A company rated highly by the rating agencies is likely to have attracted ESG-mandated capital but until this is measured this is only an assumption and increasingly an insecure one. The larger investment companies have been building proprietary ESG evaluation capabilities and as a result, the correlation between aggregate rating and capital deployment is starting to break down. This trend will accelerate with the bifurcation of ESG investment selection which is currently in hand. As industry mobilises its efforts, there is greater competition for new capital and relative investment levels are already moving to reflect this. This makes retaining a position of strength, or achieving one, increasingly challenging unless you regularly (for want of a better phrase) ‘Track and Trace’ your level of ESG investment commitment…
Now industry has a choice – ESG Benchmarking can provide near-real-time insight into the conviction and actions of the biggest ESG thought-leaders globally. The Benchmarking can also be applied retrospectively to give a picture of progress (or lack thereof) made to this point providing a basis for evaluation historical strategies. Success going forward is explicit and hence instructive in aiding the construction, evaluation and redirection of a company’s ESG strategy. Although early days, there is growing interest in this contributing to in the nascent area of tying C-suite compensation to ESG performance. Although early days, there is growing interest in how this can contribute to the nascent area of tying executive compensation to ESG performance.

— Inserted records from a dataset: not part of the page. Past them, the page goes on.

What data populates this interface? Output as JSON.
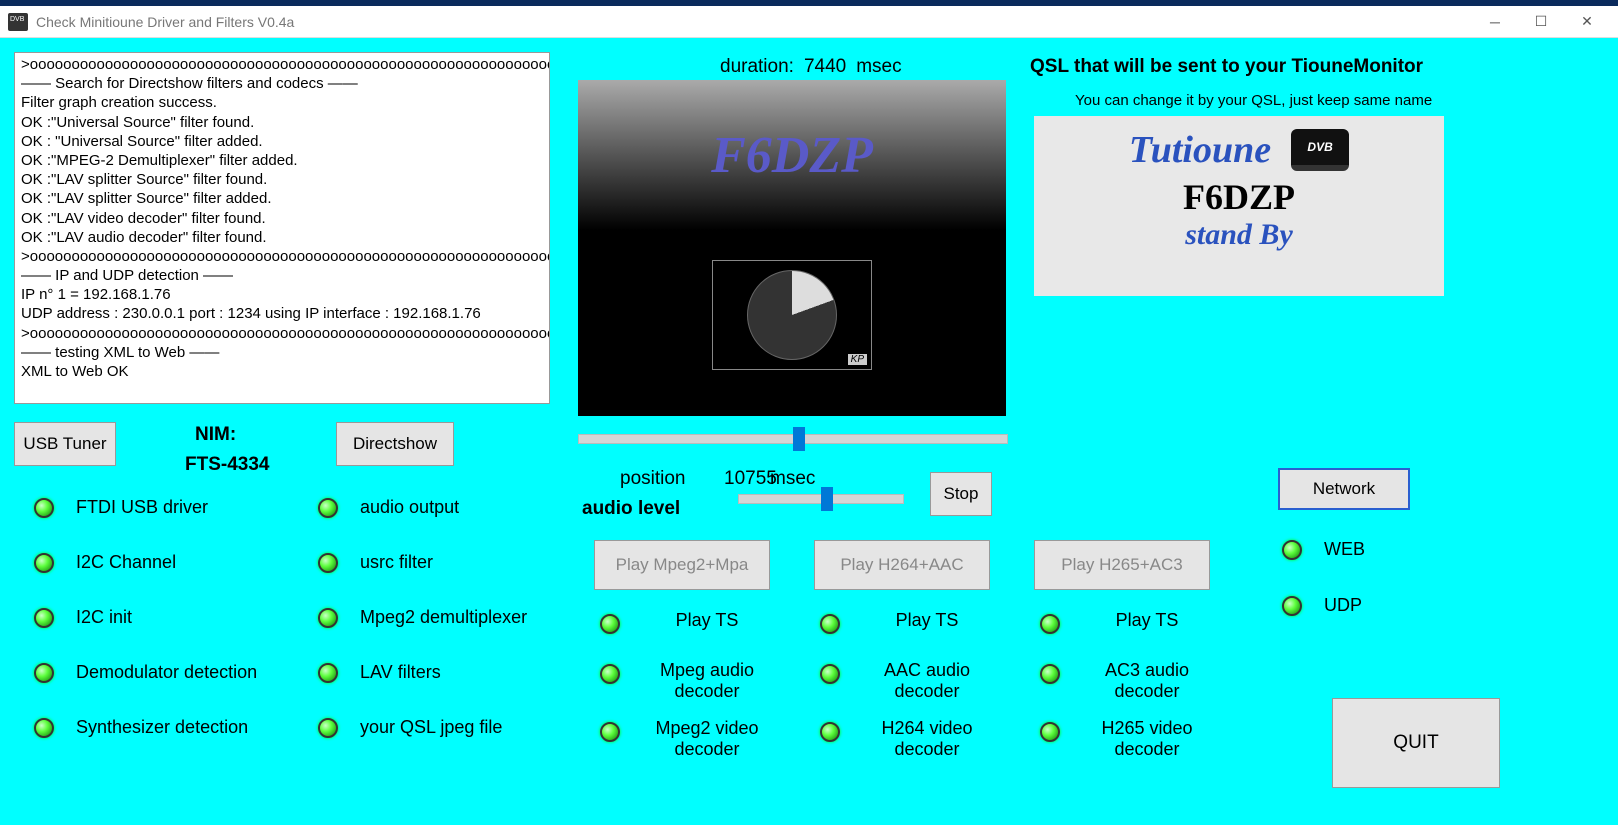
{
  "window": {
    "title": "Check Minitioune Driver and Filters V0.4a"
  },
  "log": {
    "lines": [
      ">ooooooooooooooooooooooooooooooooooooooooooooooooooooooooooooooooooooooooooooooo",
      "—— Search for Directshow filters and codecs ——",
      "Filter graph creation success.",
      "OK :\"Universal Source\" filter found.",
      "OK : \"Universal Source\" filter added.",
      "OK :\"MPEG-2 Demultiplexer\" filter added.",
      "OK :\"LAV splitter Source\" filter found.",
      "OK :\"LAV splitter Source\" filter added.",
      "OK :\"LAV video decoder\" filter found.",
      "OK :\"LAV audio decoder\" filter found.",
      ">ooooooooooooooooooooooooooooooooooooooooooooooooooooooooooooooooooooooooooooooo",
      "—— IP and UDP detection ——",
      "IP n° 1 = 192.168.1.76",
      "UDP address : 230.0.0.1 port : 1234 using IP interface : 192.168.1.76",
      ">ooooooooooooooooooooooooooooooooooooooooooooooooooooooooooooooooooooooooooooooo",
      "—— testing XML to Web ——",
      "XML to Web OK"
    ]
  },
  "duration": {
    "label": "duration:",
    "value": "7440",
    "unit": "msec"
  },
  "video": {
    "overlay_text": "F6DZP",
    "badge": "KP"
  },
  "qsl": {
    "title": "QSL that will be sent to your TiouneMonitor",
    "subtitle": "You can change it by your QSL, just keep same name",
    "brand": "Tutioune",
    "dvb": "DVB",
    "callsign": "F6DZP",
    "standby": "stand By"
  },
  "buttons": {
    "usb_tuner": "USB Tuner",
    "directshow": "Directshow",
    "stop": "Stop",
    "network": "Network",
    "quit": "QUIT",
    "play_mpeg2": "Play Mpeg2+Mpa",
    "play_h264": "Play H264+AAC",
    "play_h265": "Play H265+AC3"
  },
  "nim": {
    "label": "NIM:",
    "value": "FTS-4334"
  },
  "position": {
    "label": "position",
    "value": "10755",
    "unit": "msec"
  },
  "audio_level": "audio level",
  "sliders": {
    "progress_pct": 50,
    "audio_pct": 50
  },
  "leds_left": [
    {
      "label": "FTDI USB driver"
    },
    {
      "label": "I2C Channel"
    },
    {
      "label": "I2C init"
    },
    {
      "label": "Demodulator detection"
    },
    {
      "label": "Synthesizer detection"
    }
  ],
  "leds_mid": [
    {
      "label": "audio output"
    },
    {
      "label": "usrc filter"
    },
    {
      "label": "Mpeg2 demultiplexer"
    },
    {
      "label": "LAV filters"
    },
    {
      "label": "your QSL jpeg file"
    }
  ],
  "play_cols": [
    {
      "ts": "Play TS",
      "audio": "Mpeg audio decoder",
      "video": "Mpeg2 video decoder"
    },
    {
      "ts": "Play TS",
      "audio": "AAC audio decoder",
      "video": "H264 video decoder"
    },
    {
      "ts": "Play TS",
      "audio": "AC3 audio decoder",
      "video": "H265 video decoder"
    }
  ],
  "net_leds": [
    {
      "label": "WEB"
    },
    {
      "label": "UDP"
    }
  ]
}
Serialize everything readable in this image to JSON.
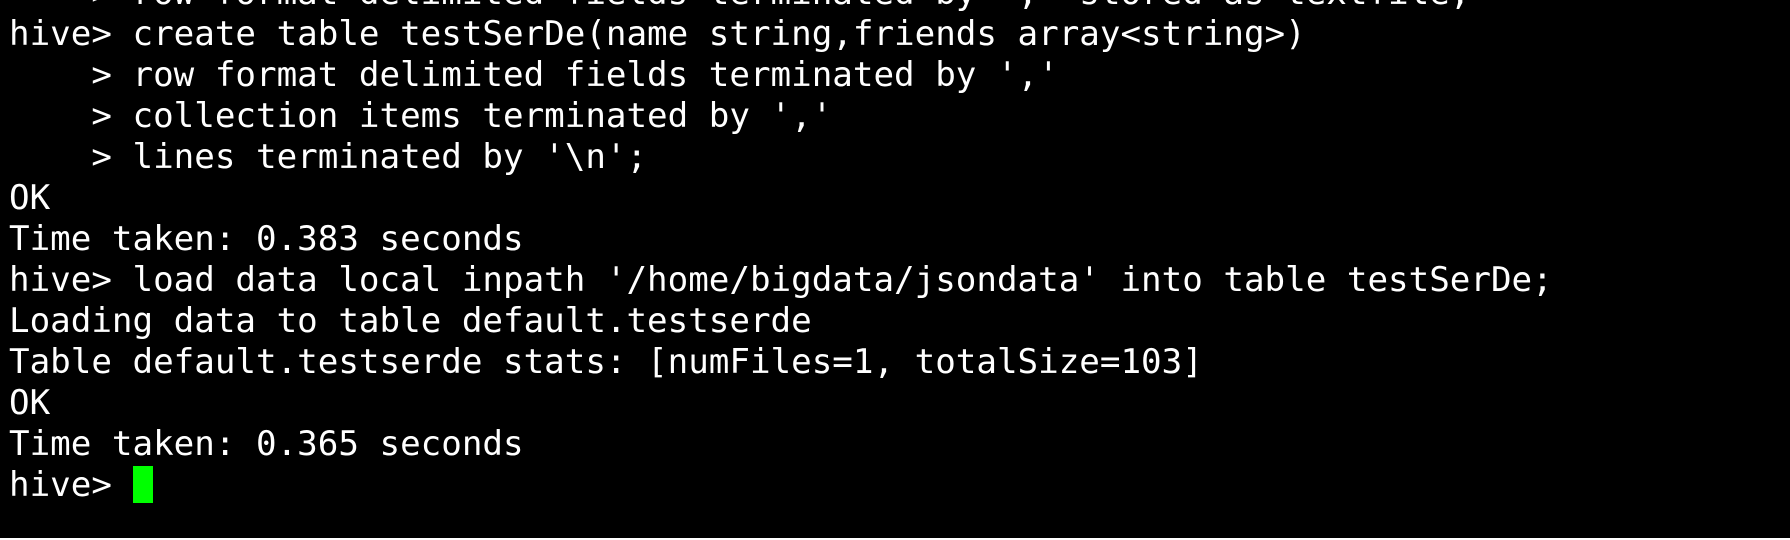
{
  "terminal": {
    "lines": [
      "    > row format delimited fields terminated by ',' stored as textfile;",
      "hive> create table testSerDe(name string,friends array<string>)",
      "    > row format delimited fields terminated by ','",
      "    > collection items terminated by ','",
      "    > lines terminated by '\\n';",
      "OK",
      "Time taken: 0.383 seconds",
      "hive> load data local inpath '/home/bigdata/jsondata' into table testSerDe;",
      "Loading data to table default.testserde",
      "Table default.testserde stats: [numFiles=1, totalSize=103]",
      "OK",
      "Time taken: 0.365 seconds"
    ],
    "prompt": "hive> ",
    "cursor_color": "#00ff00",
    "background_color": "#000000",
    "text_color": "#ffffff"
  }
}
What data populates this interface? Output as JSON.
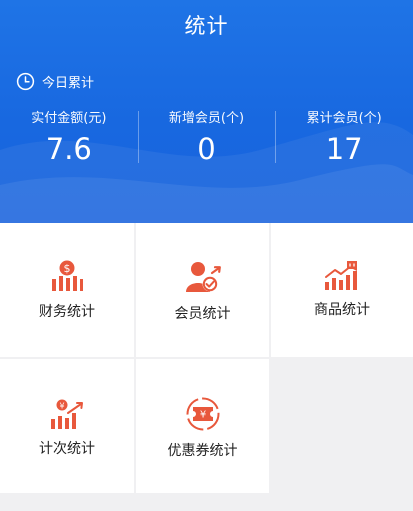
{
  "header": {
    "title": "统计",
    "today_label": "今日累计"
  },
  "stats": [
    {
      "label": "实付金额(元)",
      "value": "7.6"
    },
    {
      "label": "新增会员(个)",
      "value": "0"
    },
    {
      "label": "累计会员(个)",
      "value": "17"
    }
  ],
  "menu": [
    {
      "label": "财务统计",
      "icon": "finance-icon"
    },
    {
      "label": "会员统计",
      "icon": "member-icon"
    },
    {
      "label": "商品统计",
      "icon": "goods-icon"
    },
    {
      "label": "计次统计",
      "icon": "count-icon"
    },
    {
      "label": "优惠券统计",
      "icon": "coupon-icon"
    }
  ],
  "colors": {
    "header_blue": "#1a6ae2",
    "icon_red": "#e8583c",
    "page_bg": "#f0f0f2"
  }
}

For many companies this is a liberating start to a real-world and real-time relationship with a critical part of their investor base. Understandably Management Teams want to augment the analysis to identify capital flight risk within their shareholder base, to interrogate the data to yield activist activity and to engage with stakeholders of all kinds about Regulation, Disclosure and Policy development – all of which is made possible by the ESG Benchmarking process. This area is changing at a pace that industry, the media and regulators will struggle to keep up with – the opportunity for corporates everywhere is to discard the rear-view-mirror analysis, engage with forward-looking fact-based solutions and look to the future – because in the world of ESG Shareholder Intelligence it’s a bright and exciting one.